Text analytics: Telling Stories that Drive Insurers’ Progress
To find romance, millions of people globally use online dating sites, offering real-time, geo-location based matching services. Using algorithms, the sites learn about their users much the same way as Amazon, Netflix and Pandora do to recommend products, movies or songs based on a user’s preference. The challenge with dating sites is understanding what self-reported data is “real” and finding that truly perfect match, given that many people tend to exaggerate their personal statistics (age, body type, height and education).
Rather than letting a match-making site’s own algorithm work its magic, one PhD candidate decided to take another approach. Chris McKinlay’s OkCupid profile wasn’t generating the results he hoped. After approaching it several different ways without much success, he turned to algorithms called K-Modes using a tool called Python. His K-Modes approach helped him find clusters of women that fell into seven statistically identifiable groups. He wrote a new program to visit the pages of his top-rated matches.
After using text mining to learn what interested his prospective matches the most, he re-wrote his bio around those interests in two different profiles geared at two different ‘clusters’ of women. Long story short, after refining his written profile based on the data he amassed from the female profiles, he tested the effectiveness of his “matching” skills via 88 first dates which eventually resulted in a successful match. (Read his full story in Wired.com.)
Structured vs Unstructured Data
Analytics has tremendous potential for achieving many successful outcomes, especially in the insurance industry. In recent years, we’ve heard a lot about big data, the overabundance of it, and the importance of getting the right information to be useful.
Data comes in all shapes and sizes. There is structured data which refers to information with a high degree of organization. Quite simply, it’s data that fits in columns and rows including sales figures, loss ratios, income, age – the hard numbers.
There is also a tremendous amount of information that does not fit nicely into columns and cells. Referred to as unstructured data, it essentially equates to everything else – website content, images, satellite images, customer service notes, social network exchanges, sensor data, emails, news releases, voice recordings, to name a few examples. And that’s only scratching the surface.
While unstructured data information can’t exactly fit into a spread sheet, it has lots to tell us."
While such information can’t exactly fit into a spread sheet, it has lots to tell us. Tapping into more unstructured data, especially text, mining it and using the resulting insights for decision-making is becoming more commonplace. It offers insurers the ability to improve efficiencies, steer product development, understand customers’ needs and improve the customer experience.

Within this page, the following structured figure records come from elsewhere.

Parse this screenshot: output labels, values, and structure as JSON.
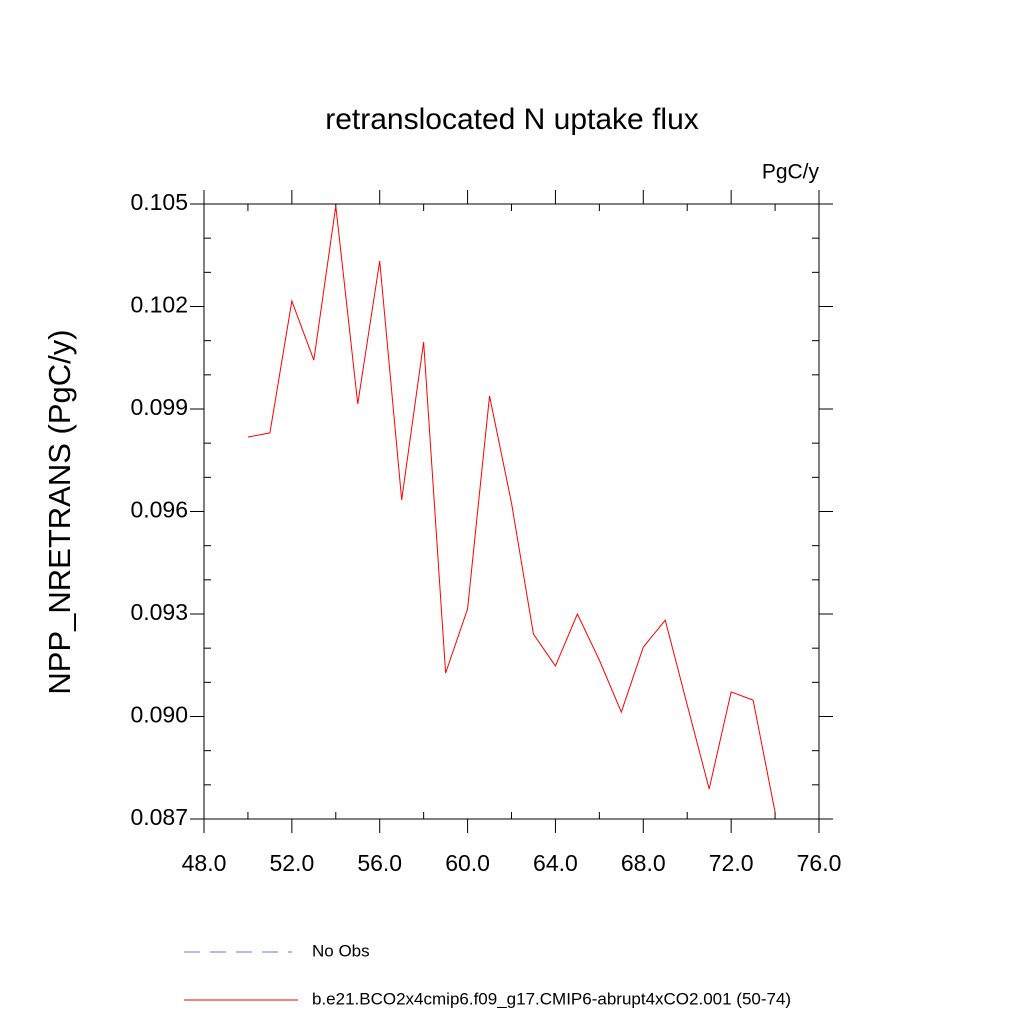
{
  "chart_data": {
    "type": "line",
    "title": "retranslocated N uptake flux",
    "units": "PgC/y",
    "ylabel": "NPP_NRETRANS  (PgC/y)",
    "x": [
      50,
      51,
      52,
      53,
      54,
      55,
      56,
      57,
      58,
      59,
      60,
      61,
      62,
      63,
      64,
      65,
      66,
      67,
      68,
      69,
      70,
      71,
      72,
      73,
      74
    ],
    "series": [
      {
        "name": "b.e21.BCO2x4cmip6.f09_g17.CMIP6-abrupt4xCO2.001 (50-74)",
        "color": "#ff0000",
        "values": [
          0.09818,
          0.0983,
          0.10216,
          0.10043,
          0.10494,
          0.09915,
          0.10333,
          0.09634,
          0.10096,
          0.09127,
          0.09315,
          0.09938,
          0.09625,
          0.09241,
          0.09148,
          0.093,
          0.09165,
          0.09013,
          0.09203,
          0.09282,
          0.09034,
          0.08788,
          0.09072,
          0.09048,
          0.0872
        ]
      }
    ],
    "extra_legend": [
      {
        "name": "No Obs",
        "color": "#7070e0",
        "dashed": true
      }
    ],
    "xlim": [
      48,
      76
    ],
    "xticks": [
      {
        "value": 48,
        "label": "48.0"
      },
      {
        "value": 52,
        "label": "52.0"
      },
      {
        "value": 56,
        "label": "56.0"
      },
      {
        "value": 60,
        "label": "60.0"
      },
      {
        "value": 64,
        "label": "64.0"
      },
      {
        "value": 68,
        "label": "68.0"
      },
      {
        "value": 72,
        "label": "72.0"
      },
      {
        "value": 76,
        "label": "76.0"
      }
    ],
    "ylim": [
      0.087,
      0.105
    ],
    "yticks": [
      0.087,
      {
        "value": 0.09,
        "label": "0.090"
      },
      0.093,
      0.096,
      0.099,
      0.102,
      0.105
    ]
  }
}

In practical terms, text analytics – like that used in the OkCupid story – converts text data into insights and patterns. It first surfaced in the mid-1980s and was a highly labor-intensive activity. As most information (common estimates say over 80%) is currently stored as text, text mining is believed to have a high commercial potential value. What’s different today is that tools such as Python are available to help build a variety of models – without an army of data scientists – or if you have them on staff, put them to work.
A Good Read for Insurers
Insurers collect an overabundance of text-based data, oftentimes in many different languages, including applications, email, social media, claims adjuster notes, property risk engineering field notes, medical records, police statements, surveys, and more. It certainly piles up. Now, insurers like XL Catlin are looking at ways to use this overlooked data to spot trends, identify potential problems, or identify new business opportunities.
We see tremendous potential on many business fronts:
Claims: Claims is one area where text mining has already proven helpful. By systematically searching thousands of claims notes, text mining can pick up patterns. A search for the phrase “water damage” might show up 20% of the time in the notes, but after further analysis, we might find that “water damage” accounts for only 10% of the claims. We can delve further to pinpoint what caused the loss – a burst pipe, faulty washer, overflowing bathtub. With this insight, we can determine whether we need to revise our pricing guidelines, develop a set of mitigation efforts to prevent water damage or do something else – yet to be discovered.
Underwriting: Text analytics provides valuable insights into our clients and offers our underwriters a way to look deeper into an account than just the application. It not only provides the hard facts about clients but helps underwriters gain a “feeling” for the company’s future. Consider the value for a D&O underwriter evaluating a company’s financial health. Is the company’s management positive or wary? Is there a new management team? What is it concentrating on? Today, we can text mine or analyze years of historical records such as the company’s annual reports going back 10 years or more, investor calls and even media mentions.
Product Development: Text mining can also help find patterns offering insight into what insurance products or risk management services clients want or need.
Only the BeginningAnd this is only the beginning. As computer scientist Clifford Stoll has said, “Data is not information. Information is not knowledge. Knowledge does not understand. Understanding is not wisdom.” The ultimate goal is to get meaningful insights into the hands and minds of the people who will use that insight to improve their decision-making. Text analytics will help insurers like ours better serve their clients with new products and memorable experiences, preserve profitability with wiser claims processes and tools, and give underwriters the best possible information to make the best possible decisions. In other words, achieve many mutually beneficial outcomes.